As a mother with two jobs and a shared custody arrangement, Robert understands the pressures of single motherhood.
"Your life is so stressful," she said. "I had no clue when I became a mother that my life was going to change as much as it did and I had no clue that being a single mom was going to be as hard as it was."
The study followed children, ages 1, 3 and 5, to focus on parental engagement, stress levels and child temperament. Researchers found that spending time with a child through daily activities, such as reading stories, playing games or putting a child to bed, can reduce parental stress by instilling confidence that the mother is doing an adequate job in her role as a parent.
"The time that I have with her is really valuable and really meaningful, and in doing that, I try to set aside the negative things that have gone on and I allow that joy to rejuvenate me," Robert said. "It is healing. Kids are so innocent and unconditionally loving."
Brittany Phelps, a dental assistant living in West Linn, Ore., and single mother to Peytyn, 3, has found that the most simple of moments can ease her stress.
"I was actually thinking ... when I took my daughter to the park how awesome she is and how perfect our afternoons together are after my days working full time," she said.
Author of "Confessions of a Scary Mommmy and mother in Baltimore", Jill Smokler, says she feels less stressed when she feels her life is not so off-balanced. She enjoys the day-to-day routine that allows her to see her kids before school and several hours after school, before bed and during dinner together. "That is perfect for me, having them in big doses but also having space to myself."
Consistency, the study showed, reaped benefits far more noticeable than time spent intermittently together.
"Our research showed that those daily things, spending time with the child in a daily routine, putting the child to bed, or reading stories to them were what really made the difference," Berryhill said.
Creating a family unit
While a single-parent home can be unconventional, mothers such as Phelps work hard to maintain a strong sense of unity.

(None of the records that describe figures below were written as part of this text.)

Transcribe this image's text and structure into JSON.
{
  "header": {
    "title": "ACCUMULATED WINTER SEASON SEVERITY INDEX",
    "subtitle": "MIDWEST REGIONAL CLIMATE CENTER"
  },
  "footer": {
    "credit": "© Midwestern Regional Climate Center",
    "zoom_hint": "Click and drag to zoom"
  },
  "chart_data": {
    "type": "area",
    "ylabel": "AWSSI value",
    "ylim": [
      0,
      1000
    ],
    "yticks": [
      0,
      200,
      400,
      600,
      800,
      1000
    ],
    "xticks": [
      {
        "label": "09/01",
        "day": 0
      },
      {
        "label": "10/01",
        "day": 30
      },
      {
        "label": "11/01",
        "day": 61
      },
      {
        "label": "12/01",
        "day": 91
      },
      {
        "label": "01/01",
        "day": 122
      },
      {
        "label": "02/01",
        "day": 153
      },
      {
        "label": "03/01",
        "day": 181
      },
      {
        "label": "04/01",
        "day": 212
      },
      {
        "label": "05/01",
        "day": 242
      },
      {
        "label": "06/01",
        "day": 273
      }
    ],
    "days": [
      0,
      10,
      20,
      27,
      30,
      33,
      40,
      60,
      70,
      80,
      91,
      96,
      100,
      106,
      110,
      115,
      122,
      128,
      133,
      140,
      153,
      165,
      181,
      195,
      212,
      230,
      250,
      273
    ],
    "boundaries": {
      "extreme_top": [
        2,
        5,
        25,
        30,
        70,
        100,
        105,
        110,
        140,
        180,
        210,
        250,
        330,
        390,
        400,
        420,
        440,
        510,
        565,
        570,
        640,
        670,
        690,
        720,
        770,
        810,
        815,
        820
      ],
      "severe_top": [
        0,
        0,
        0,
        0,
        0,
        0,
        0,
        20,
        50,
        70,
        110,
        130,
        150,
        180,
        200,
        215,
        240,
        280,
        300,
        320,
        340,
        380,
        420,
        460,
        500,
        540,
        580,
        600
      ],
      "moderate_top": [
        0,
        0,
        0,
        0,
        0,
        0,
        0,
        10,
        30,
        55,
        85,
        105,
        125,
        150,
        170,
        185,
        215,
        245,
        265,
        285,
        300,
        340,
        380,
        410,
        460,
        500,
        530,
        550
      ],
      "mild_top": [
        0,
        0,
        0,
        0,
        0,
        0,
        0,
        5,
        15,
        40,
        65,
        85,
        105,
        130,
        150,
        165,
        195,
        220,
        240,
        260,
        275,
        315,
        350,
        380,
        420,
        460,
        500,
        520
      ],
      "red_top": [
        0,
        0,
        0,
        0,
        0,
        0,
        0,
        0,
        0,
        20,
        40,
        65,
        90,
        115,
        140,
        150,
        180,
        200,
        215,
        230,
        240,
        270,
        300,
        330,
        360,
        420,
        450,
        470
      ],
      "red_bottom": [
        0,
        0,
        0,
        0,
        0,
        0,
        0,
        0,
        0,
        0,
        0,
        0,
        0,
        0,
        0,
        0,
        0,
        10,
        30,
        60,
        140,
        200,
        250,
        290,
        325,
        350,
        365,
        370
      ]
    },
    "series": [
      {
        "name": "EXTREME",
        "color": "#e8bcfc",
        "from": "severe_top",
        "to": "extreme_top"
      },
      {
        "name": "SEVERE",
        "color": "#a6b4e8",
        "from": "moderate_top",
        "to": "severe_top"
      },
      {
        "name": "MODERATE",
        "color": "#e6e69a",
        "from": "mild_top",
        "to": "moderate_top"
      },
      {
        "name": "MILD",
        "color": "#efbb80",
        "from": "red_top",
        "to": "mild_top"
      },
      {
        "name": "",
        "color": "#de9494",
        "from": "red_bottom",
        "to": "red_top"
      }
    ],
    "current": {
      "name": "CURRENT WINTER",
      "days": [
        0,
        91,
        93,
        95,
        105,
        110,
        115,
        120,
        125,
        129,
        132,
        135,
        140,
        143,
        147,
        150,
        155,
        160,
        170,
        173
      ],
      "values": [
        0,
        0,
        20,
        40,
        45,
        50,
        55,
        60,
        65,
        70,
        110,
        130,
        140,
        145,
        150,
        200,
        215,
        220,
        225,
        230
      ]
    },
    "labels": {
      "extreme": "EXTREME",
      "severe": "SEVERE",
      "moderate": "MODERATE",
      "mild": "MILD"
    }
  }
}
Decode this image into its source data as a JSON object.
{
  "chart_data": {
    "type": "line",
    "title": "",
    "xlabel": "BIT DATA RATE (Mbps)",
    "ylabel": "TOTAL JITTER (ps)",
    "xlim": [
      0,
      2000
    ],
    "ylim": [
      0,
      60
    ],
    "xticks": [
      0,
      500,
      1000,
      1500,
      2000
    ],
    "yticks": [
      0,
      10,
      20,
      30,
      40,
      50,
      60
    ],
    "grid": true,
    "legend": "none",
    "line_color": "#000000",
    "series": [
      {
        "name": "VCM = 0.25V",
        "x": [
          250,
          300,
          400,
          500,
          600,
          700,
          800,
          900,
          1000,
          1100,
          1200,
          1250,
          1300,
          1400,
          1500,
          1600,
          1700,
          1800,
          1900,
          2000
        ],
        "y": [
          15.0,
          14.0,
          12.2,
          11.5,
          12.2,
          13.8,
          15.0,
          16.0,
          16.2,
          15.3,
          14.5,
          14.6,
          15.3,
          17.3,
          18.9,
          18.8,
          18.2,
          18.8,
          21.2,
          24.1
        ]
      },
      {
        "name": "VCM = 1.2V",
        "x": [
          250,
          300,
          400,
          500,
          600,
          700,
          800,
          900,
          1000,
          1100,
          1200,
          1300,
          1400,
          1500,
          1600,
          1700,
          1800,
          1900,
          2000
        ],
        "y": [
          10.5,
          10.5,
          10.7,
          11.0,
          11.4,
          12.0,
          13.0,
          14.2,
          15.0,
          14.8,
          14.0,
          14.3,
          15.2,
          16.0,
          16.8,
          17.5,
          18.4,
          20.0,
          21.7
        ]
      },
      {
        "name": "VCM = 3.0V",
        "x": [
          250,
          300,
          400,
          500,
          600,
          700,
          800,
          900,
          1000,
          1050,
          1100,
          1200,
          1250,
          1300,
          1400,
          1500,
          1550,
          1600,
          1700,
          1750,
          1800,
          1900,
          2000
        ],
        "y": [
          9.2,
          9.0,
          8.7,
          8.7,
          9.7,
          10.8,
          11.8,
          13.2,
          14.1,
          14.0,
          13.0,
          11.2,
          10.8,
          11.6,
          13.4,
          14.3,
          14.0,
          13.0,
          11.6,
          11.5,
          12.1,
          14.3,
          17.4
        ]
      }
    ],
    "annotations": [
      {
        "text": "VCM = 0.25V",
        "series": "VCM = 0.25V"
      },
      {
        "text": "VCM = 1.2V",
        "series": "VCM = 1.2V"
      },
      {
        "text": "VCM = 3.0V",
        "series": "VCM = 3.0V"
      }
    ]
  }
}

"We'll do typical family activities, just the two of us," Phelps said. They get their family portrait taken once a year and have family prayer together each night.Comment on this story
Robert tries to create a sense of community and a sense of family that goes beyond the two of them. She schedules play dates with other single mothers and their children, and they spend time with other adults she and her daughter have a positive relationship with.
"There's almost this extended sense of community and family that comes out of this," Robert said, "because we don't have that at home."
"No matter how much I may miss parts of who I used to be," Robert wrote on her blog, "the little girl who calls me Mommy fills an amazing spot in my heart that no one else can ever replace."